My most memorable moment of planning our trip was figuring out how we were going to get ourselves from Porto to Granada as quick and cheap as possible. Someone had written that “only a devout masochist” would bus between those two cities. I had heard horror stories of busses in Turkey involving no air conditioning, food poisoning, and a missing passport. Two of those things are deal breakers for me so a crack of dawn flight to Madrid, a half day layover and a four hour train ride to Granada were booked. Madrid wasn’t on our original city list and I’m not going to count it as a stamp on my atlas but it hosted the best outdoor nap I’ve ever slept through. We found a glorious semi deserted park to sprawl our bags on and have day time dreams. You know those dreams that are almost self guided but reality tries to pry it’s way in while you keep a small part of your brain aware that all of your belongings are open business for pick pocketing? It was one of those times.
Our train station was more of a tropical rainforest than a hub of transportation. It played home to more than a hundred little turtles basking in the sunlight coming in through the skylit roof. There was a mini trail inside that you could attempt to get lost in among the bamboo and plant foliage. It even had a well hidden electronics store that you could run to last minute when the one thing you forgot to do at home was to print out your train tickets.
The four hour lonely train journey from Madrid to Granada was specially curated by Explosions In The Sky’s entire discography.
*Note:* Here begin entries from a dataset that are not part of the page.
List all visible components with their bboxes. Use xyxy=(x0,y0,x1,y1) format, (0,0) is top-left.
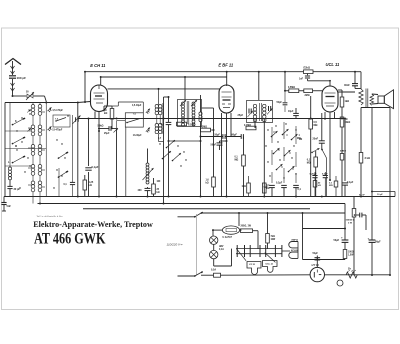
svg-text:2MΩ: 2MΩ xyxy=(305,95,310,97)
capacitor 0,1 mid xyxy=(166,122,172,124)
wire switch rail x46 xyxy=(45,103,47,197)
resistor 0,1M UCL xyxy=(314,157,318,167)
svg-text:kΩ: kΩ xyxy=(157,192,160,194)
wire UCL col xyxy=(338,90,343,197)
wire primary bottom down xyxy=(360,108,362,153)
wire switched bus bottom xyxy=(201,274,310,276)
wire 200ohm right xyxy=(253,231,259,249)
wire heater chain out right xyxy=(282,250,290,252)
capacitor 30pF xyxy=(7,186,12,188)
wire lamp branch top xyxy=(212,230,214,236)
svg-text:Elektro-Apparate-Werke, Trepto: Elektro-Apparate-Werke, Treptow xyxy=(33,220,153,229)
svg-text:50pF: 50pF xyxy=(215,134,221,136)
tuner box left edge xyxy=(4,103,6,197)
wire UCL anode xyxy=(338,91,355,93)
wire between lamps xyxy=(213,244,215,250)
tube EBF11 pin 2 xyxy=(226,113,228,141)
heater UCL11 element xyxy=(263,261,278,273)
tuner tick wires xyxy=(28,110,45,187)
svg-text:90pF: 90pF xyxy=(232,134,238,136)
IF1 secondary coil xyxy=(155,124,162,134)
capacitor 50uF 1 xyxy=(342,240,349,242)
IF transformer 3 box xyxy=(247,101,273,123)
capacitor 90pF IF3 out xyxy=(283,91,288,112)
wire bus A drop xyxy=(360,72,362,89)
label 50pF xyxy=(215,134,221,136)
tuner inner wire 3 xyxy=(5,165,31,167)
svg-text:110/220 V≂: 110/220 V≂ xyxy=(167,242,183,246)
wire triode anode link xyxy=(112,102,143,113)
contact dots mid xyxy=(159,143,186,166)
wire tuner internal 3 xyxy=(58,168,60,197)
label 1k IF3 bottom xyxy=(242,186,247,188)
coil bank column A xyxy=(31,105,35,192)
capacitor 40nF xyxy=(352,72,361,89)
svg-text:4,5-40μF: 4,5-40μF xyxy=(132,104,142,107)
label 40k UCL xyxy=(318,182,321,188)
mains switch blade bottom xyxy=(195,271,203,276)
wire IF3 feed xyxy=(258,72,260,100)
wire UY top xyxy=(316,259,318,268)
label 25pF xyxy=(238,114,244,117)
tube EBF11 grids xyxy=(222,92,232,108)
svg-text:H8V: H8V xyxy=(219,246,224,248)
label 1M band xyxy=(297,135,301,140)
label fuse xyxy=(223,237,233,239)
label 7k 10W xyxy=(271,236,277,241)
wire vert x200 top xyxy=(200,95,202,119)
tube UCL11 pin 3 xyxy=(334,112,336,118)
tube ECH11 envelope xyxy=(91,85,108,112)
svg-text:10W: 10W xyxy=(271,239,277,241)
label 50k xyxy=(98,125,104,128)
antenna lead wire xyxy=(12,61,14,96)
heater bypass bars xyxy=(237,245,282,257)
label 1k col xyxy=(345,100,350,103)
label 50uF 1 xyxy=(334,236,344,243)
wire power right edge xyxy=(302,212,304,260)
label 0,1uF AVC xyxy=(92,165,99,169)
svg-text:UCL 11: UCL 11 xyxy=(266,264,274,266)
wire UY right xyxy=(325,274,391,276)
wire x354 lower xyxy=(353,217,355,275)
switch contact mid 1 xyxy=(162,151,171,159)
ground hook left xyxy=(2,210,6,212)
wire osc coil bottom xyxy=(147,187,149,197)
label 25uF xyxy=(104,133,110,135)
label 0,25uF UCL xyxy=(310,174,318,176)
label lamp HV xyxy=(219,246,224,251)
resistor 0,1k IF3 bottom xyxy=(263,183,267,193)
resistor 3k xyxy=(359,153,363,164)
label 0,1uF bottom xyxy=(298,188,302,191)
svg-text:0,1μF: 0,1μF xyxy=(347,181,354,184)
svg-text:4,5-170pF: 4,5-170pF xyxy=(52,109,63,112)
heater EBF11 element xyxy=(289,242,298,248)
label 50uF 2 xyxy=(368,237,382,244)
wire heater staples link xyxy=(297,242,299,259)
svg-text:50kΩ: 50kΩ xyxy=(98,125,104,128)
wire resistor 1,25k xyxy=(84,175,86,197)
capacitor 0,25uF UCL xyxy=(312,172,317,181)
label 1nF xyxy=(299,79,304,81)
label 90pF xyxy=(232,134,238,136)
wire EBF cath down xyxy=(226,141,228,197)
transformer primary winding xyxy=(359,89,363,105)
svg-text:+: + xyxy=(341,236,343,240)
wire 7k xyxy=(267,212,269,249)
svg-text:40nF: 40nF xyxy=(344,84,350,87)
wire lamp bottom xyxy=(214,249,232,266)
svg-text:kΩ: kΩ xyxy=(104,112,107,115)
tuner inner wire 2 xyxy=(5,148,46,150)
label 5nF bottom xyxy=(264,186,269,189)
band switch arrow F xyxy=(276,164,283,170)
wire mid vertical 1 xyxy=(163,97,165,204)
svg-text:+: + xyxy=(368,237,370,241)
capacitor 50uF 2 xyxy=(369,240,376,242)
IF1 core xyxy=(162,103,164,134)
resistor 1,6k xyxy=(212,177,216,187)
choke diode line xyxy=(199,112,202,122)
resistor 40k UCL xyxy=(313,181,317,197)
wire x372 bottom xyxy=(371,242,373,276)
resistor 1k UCL col xyxy=(340,97,344,107)
arrow 25uF xyxy=(114,128,119,133)
label 25nF xyxy=(313,138,319,141)
svg-text:1kΩ: 1kΩ xyxy=(242,186,247,188)
switch arrow UCL xyxy=(311,148,319,153)
wire tuner internal 1 xyxy=(32,197,34,204)
label 50nF UY xyxy=(313,253,319,255)
wire 3k down xyxy=(360,163,362,197)
wire 0,1M right EBF xyxy=(243,137,245,197)
label 110/220V mains xyxy=(167,242,183,246)
capacitor 430 osc xyxy=(145,188,151,190)
label 5nF left xyxy=(7,205,12,208)
transformer secondary winding xyxy=(370,94,374,105)
heater diagonal link 1 xyxy=(236,249,246,261)
antenna lead arrowheads xyxy=(11,66,15,91)
label 100ohm xyxy=(348,252,354,257)
band switch arrow left 1 xyxy=(12,118,26,126)
svg-text:25pF: 25pF xyxy=(238,114,244,117)
wire x345 to wire259 xyxy=(344,259,346,260)
resistor 1,25k xyxy=(83,180,87,190)
band switch arrow left 3 xyxy=(12,156,26,164)
label UCL 11 xyxy=(326,62,340,67)
band switch dots xyxy=(265,123,296,178)
capacitor 90pF xyxy=(241,134,243,139)
resistor 2M row xyxy=(304,89,313,93)
svg-text:50nF: 50nF xyxy=(211,144,217,147)
svg-text:3 kΩ: 3 kΩ xyxy=(365,157,370,160)
band switch arrow C xyxy=(291,134,298,140)
IF3 primary coil xyxy=(253,104,256,122)
wire mid vertical 2 xyxy=(164,96,170,197)
antenna xyxy=(5,59,21,65)
tube ECH11 pin 2 xyxy=(98,112,100,132)
svg-text:430: 430 xyxy=(138,189,143,192)
wire x116 top link xyxy=(117,121,126,129)
wire secondary to speaker xyxy=(372,94,378,104)
capacitor 25nF UCL xyxy=(319,113,325,149)
IF2 trimmer 2 xyxy=(191,100,197,106)
wire band switch vert 1 xyxy=(271,127,273,183)
svg-text:kΩ: kΩ xyxy=(318,185,321,187)
svg-text:13-40μF: 13-40μF xyxy=(133,134,142,137)
band switch arrow D xyxy=(273,148,280,154)
svg-text:Teil 1 u. alt Konto-Nr. d. Ers: Teil 1 u. alt Konto-Nr. d. Ers. xyxy=(37,215,64,218)
wire vert x200 bottom xyxy=(200,122,202,197)
label MW xyxy=(15,145,17,148)
heater diagonal link 2 xyxy=(265,253,276,263)
switch contact mid 3 xyxy=(166,140,175,148)
fuse holder oval xyxy=(222,226,239,234)
capacitor 50nF UY bars xyxy=(315,258,321,260)
label 0,1M IF2 xyxy=(188,124,195,127)
svg-text:UY 11: UY 11 xyxy=(249,264,256,266)
wire bottom bus 1 xyxy=(4,196,395,198)
wire left coil feed xyxy=(9,103,11,168)
label 0,1 tuner xyxy=(64,184,68,186)
capacitor 100pF antenna xyxy=(9,76,16,78)
capacitor 0,1 tuner xyxy=(70,182,75,184)
wire 0,5M xyxy=(310,96,312,197)
label 47 mid xyxy=(158,137,162,140)
svg-text:kΩ: kΩ xyxy=(206,183,209,185)
IF2 core xyxy=(187,101,189,124)
maker title xyxy=(33,220,153,229)
svg-text:5nF: 5nF xyxy=(7,205,12,208)
label 0,1 mid xyxy=(161,123,165,126)
label ECH 11 xyxy=(90,63,106,68)
svg-text:7kΩ: 7kΩ xyxy=(271,236,276,238)
wire diode row 2 xyxy=(225,136,241,138)
capacitor 0,1uF x345 xyxy=(342,183,348,197)
label 7,5 xyxy=(55,119,59,121)
tube UCL11 pin 1 xyxy=(324,112,326,120)
tube UY11 electrodes xyxy=(314,270,321,278)
wire detector feed xyxy=(284,72,286,92)
wire diode row xyxy=(201,136,223,138)
svg-text:kΩ: kΩ xyxy=(266,188,269,190)
IF3 core xyxy=(260,103,262,121)
label 25k xyxy=(157,189,160,194)
resistor 100ohm xyxy=(343,250,347,259)
IF3 trimmer 2 xyxy=(267,106,272,115)
band switch arrow left 2 xyxy=(12,137,26,145)
capacitor 5nF left end xyxy=(1,197,6,212)
svg-text:15-470pF: 15-470pF xyxy=(52,129,63,132)
coil bank waists xyxy=(33,103,40,197)
band switch arrow A xyxy=(271,131,278,137)
svg-text:ECH11: ECH11 xyxy=(291,250,299,252)
svg-text:100 pF: 100 pF xyxy=(17,76,27,80)
IF2 secondary coil xyxy=(182,114,185,126)
label 200ohm xyxy=(241,226,252,228)
resistor 7k 10W xyxy=(266,234,270,244)
dial lamp 2 xyxy=(210,250,218,258)
label 80k col xyxy=(345,118,351,124)
switch box IF1 xyxy=(125,113,143,127)
wire tuner internal 2 xyxy=(39,197,41,204)
svg-text:50μF: 50μF xyxy=(375,241,381,244)
capacitor 0,5uF UCL xyxy=(323,172,328,197)
tube UCL11 pin 2 xyxy=(329,112,331,181)
wire top bus B xyxy=(101,76,227,78)
bus junction dots xyxy=(39,196,362,205)
wire mains switch link xyxy=(195,214,197,275)
svg-text:EBF11: EBF11 xyxy=(292,240,299,242)
trimmer arrow 1 xyxy=(48,107,52,112)
svg-text:10 μF: 10 μF xyxy=(377,194,383,196)
svg-text:1,5W: 1,5W xyxy=(348,255,354,257)
label EBF 11 xyxy=(218,62,233,67)
wire fuse left xyxy=(212,229,222,231)
wire IF3 bottom1 xyxy=(254,119,256,129)
svg-text:MΩ: MΩ xyxy=(307,162,311,165)
wire switched bus top xyxy=(201,212,345,214)
svg-text:1kΩ: 1kΩ xyxy=(345,100,350,103)
label 13-40uF xyxy=(133,134,142,137)
contact dots tuner xyxy=(16,113,68,188)
speaker xyxy=(378,90,394,109)
svg-text:0,2μF: 0,2μF xyxy=(276,182,283,185)
wire grid line vertical xyxy=(77,103,79,197)
wire IF1 left down xyxy=(125,127,127,196)
capacitor 5nF bottom xyxy=(269,185,275,196)
svg-text:kΩ: kΩ xyxy=(89,184,92,187)
label M2 xyxy=(299,139,303,141)
svg-text:U 2x70 P: U 2x70 P xyxy=(223,237,233,239)
lamp bottom right xyxy=(337,280,343,286)
IF3 trimmer 1 xyxy=(248,109,253,118)
svg-text:50μF: 50μF xyxy=(313,253,319,255)
switch detail box xyxy=(53,115,70,127)
band switch arrow B xyxy=(282,129,289,135)
resistor 0,1M right of EBF xyxy=(242,155,246,166)
svg-text:0,5μF: 0,5μF xyxy=(322,174,328,176)
label heater UY11 xyxy=(249,264,256,266)
tube EBF11 envelope xyxy=(219,85,234,113)
wire y228 link xyxy=(303,228,347,230)
IF1 trimmer bottom xyxy=(146,127,150,132)
wire AVC vertical xyxy=(88,119,90,197)
svg-text:0,25μF: 0,25μF xyxy=(310,174,318,176)
wire secondary bottom down xyxy=(371,108,373,241)
resistor 80k UCL col xyxy=(340,117,344,127)
capacitor 50nF right xyxy=(293,108,299,119)
wire IF2 feed xyxy=(184,77,186,100)
wire top bus A xyxy=(85,71,361,73)
capacitor 0,1uF bottom xyxy=(293,185,299,196)
label 30k xyxy=(104,109,107,115)
label heater UCL11 xyxy=(266,264,274,266)
label E2k xyxy=(304,67,310,70)
wire IF1 secondary bottom xyxy=(159,134,164,142)
IF transformer 2 box xyxy=(178,100,202,127)
arrow through osc coil xyxy=(143,168,154,180)
tube EBF11 pin 1 xyxy=(221,113,223,197)
capacitor 25uF xyxy=(109,126,111,131)
tube UY11 envelope xyxy=(310,267,324,281)
capacitor 50pF xyxy=(223,134,225,139)
tube EBF11 top wire xyxy=(108,88,220,90)
label LW xyxy=(8,161,10,164)
band switch arrow right low 2 xyxy=(58,171,69,178)
svg-text:25μF: 25μF xyxy=(104,133,110,135)
fine print note xyxy=(37,215,64,218)
label UY11 xyxy=(312,263,320,267)
wire right edge vertical xyxy=(389,108,391,276)
resistor 0,2M EBF xyxy=(201,128,214,132)
resistor 100-50ohm xyxy=(352,209,356,218)
coil tap arrow 1 xyxy=(27,110,31,113)
wire ECH cathode xyxy=(98,130,100,197)
tube EBF11 pin 3 xyxy=(230,113,232,137)
label 0,1uF x345 xyxy=(347,181,354,184)
wire band switch vert 2 xyxy=(283,122,285,183)
IF1 trimmer top xyxy=(146,109,150,114)
wire cathode row xyxy=(98,128,109,130)
wire mains stub top xyxy=(178,216,196,218)
wire secondary return xyxy=(371,191,395,197)
label 40nF xyxy=(344,84,350,87)
tube ECH11 grid left wire xyxy=(84,71,86,102)
resistor 0,1M IF3 xyxy=(246,126,256,130)
label 2M xyxy=(305,95,310,97)
wire resistor row xyxy=(285,90,322,92)
resistor 0,1M IF2 xyxy=(177,122,187,126)
resistor 1k IF3 bottom xyxy=(247,176,251,197)
wire coil to cap xyxy=(9,180,11,197)
svg-text:MΩ: MΩ xyxy=(329,185,333,187)
wire 25k osc xyxy=(153,178,155,197)
resistor 0,1M UCL col xyxy=(340,154,344,161)
label KW xyxy=(15,120,17,123)
resistor 0,5M xyxy=(309,119,313,129)
svg-text:100/50 Ω: 100/50 Ω xyxy=(346,220,355,222)
wire antenna to trimmer xyxy=(13,95,27,97)
tube ECH11 top stub xyxy=(100,76,102,86)
svg-text:0,5MΩ: 0,5MΩ xyxy=(288,87,295,89)
tube EBF11 top stub xyxy=(226,72,228,86)
wire switch rail x70 xyxy=(72,115,74,197)
wire bottom bus 3 xyxy=(83,208,310,210)
capacitor 50nF UY xyxy=(316,256,318,263)
label 50nF x354 xyxy=(359,194,365,196)
band switch arrow right low 1 xyxy=(58,152,69,159)
IF3 secondary coil xyxy=(263,104,266,122)
IF1 coil link xyxy=(157,115,160,124)
svg-text:0,5A: 0,5A xyxy=(211,269,216,272)
wire IF1 primary top xyxy=(158,88,160,105)
fuse 0,5A xyxy=(214,273,221,277)
wire x116 down xyxy=(116,129,118,197)
svg-text:10μF: 10μF xyxy=(288,111,294,113)
resistor 25k osc xyxy=(152,184,156,194)
wire vert x213 xyxy=(213,108,215,197)
label 100pF xyxy=(17,76,27,80)
svg-text:1nF: 1nF xyxy=(299,79,304,81)
capacitor 50nF x354 xyxy=(354,213,366,218)
wire x345 upper xyxy=(344,118,346,182)
label 10uF right xyxy=(377,194,383,196)
trimmer arrow 2 xyxy=(48,126,52,131)
label 0,5M row xyxy=(288,87,295,89)
heater ECH11 element xyxy=(289,252,298,258)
The sky above and field below were our last known surroundings; olive tress followed us through the birth and death of the day, pocketed by expanses of glittering blackness. With tired eyes, tired minds, tired souls, we slept until the first breath after coma was the catastrophe and the cure of the dream where six days spent at the bottom of the ocean was the only moment we were alone. Remember me as a time of day, writing you a postcard from 1952 and your hand in mine being the memorial of our last days as children. Its a slow dance to West Texas where inside it all feels the same, the moon is down, and its natural to be afraid.
Be comfortable, creature; greet death and welcome ghosts.